Panic tickled at the hairs on the back of his neck. The blackness was a living thing, squeezing in on him, trying to crush him. He had never experienced its like before, not even in the deep caves or the catacombs beneath the city. An urge to retreat to his room filled him, and he had to fight it. He felt ashamed of his cowardice. It was only darkness, and he would navigate the tunnel as he must, his claustrophobia and fears be damned.

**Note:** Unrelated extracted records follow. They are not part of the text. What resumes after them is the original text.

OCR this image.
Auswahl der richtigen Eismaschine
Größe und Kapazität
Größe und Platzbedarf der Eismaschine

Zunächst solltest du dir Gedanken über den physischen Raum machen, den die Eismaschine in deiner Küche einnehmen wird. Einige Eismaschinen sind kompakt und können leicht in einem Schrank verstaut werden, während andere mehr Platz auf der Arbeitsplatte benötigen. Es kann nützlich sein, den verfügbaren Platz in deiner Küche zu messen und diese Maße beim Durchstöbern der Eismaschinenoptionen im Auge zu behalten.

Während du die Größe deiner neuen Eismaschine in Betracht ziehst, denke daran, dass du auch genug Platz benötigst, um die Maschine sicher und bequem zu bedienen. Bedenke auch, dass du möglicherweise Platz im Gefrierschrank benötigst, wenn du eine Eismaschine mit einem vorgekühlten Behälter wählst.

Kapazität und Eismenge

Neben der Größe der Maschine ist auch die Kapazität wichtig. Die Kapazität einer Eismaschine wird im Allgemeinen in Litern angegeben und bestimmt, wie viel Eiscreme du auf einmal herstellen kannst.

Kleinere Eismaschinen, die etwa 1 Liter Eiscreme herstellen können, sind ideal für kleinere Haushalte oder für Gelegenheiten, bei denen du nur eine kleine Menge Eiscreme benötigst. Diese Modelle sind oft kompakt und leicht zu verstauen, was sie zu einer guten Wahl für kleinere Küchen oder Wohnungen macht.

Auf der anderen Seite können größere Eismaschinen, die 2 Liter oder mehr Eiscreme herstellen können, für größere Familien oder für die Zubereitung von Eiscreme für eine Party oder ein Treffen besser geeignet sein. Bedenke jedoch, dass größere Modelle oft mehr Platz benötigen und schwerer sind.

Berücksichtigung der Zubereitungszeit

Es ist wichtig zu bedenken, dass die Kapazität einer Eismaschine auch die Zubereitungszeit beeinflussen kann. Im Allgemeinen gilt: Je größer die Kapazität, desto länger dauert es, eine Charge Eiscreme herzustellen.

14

He inched himself along, shooing a few squeaking rats away, sounding like a rat himself as his cured elk-skin breeches scratched against the rough stone. His hand fell on one portal to the right, one to the left, one to the right, one to the left, each emitting a soft, whispery puff of fresh air. He counted seven openings before stopping, swiveling on his stomach, and steeling himself for the task at hand.

Reaching above, his fingers found a thin stone shaft. He latched onto it with both hands and pulled himself upward, sliding from the tunnel like a snake. The world brightened, the air growing pleasantly warm. There was a second shaft above him and he ascended that as well. The heat grew with each passing moment, and when he drew himself up, he met a haze of smoke.

Just like all the portals, this one opened up behind a wide hearth. Ceredon carefully placed his feet on the sooty stone ledge and inched his way to the side. He had to hold his breath to keep from coughing, and every so often one of the dying embers would pop and leap, threatening to scorch him. Luckily none did. Perhaps Celestia was looking out for him after all.

There was a latch on the far side of the interior of the hearth, and when he pulled it, the corner bent away with a quiet rumbling, opening space for him to exit. He crawled out, not bothering to slide the corner back into place. He’d need it ready for his escape. Brushing himself off, he pulled the dagger from his boot and stepped into Conall’s bedchamber.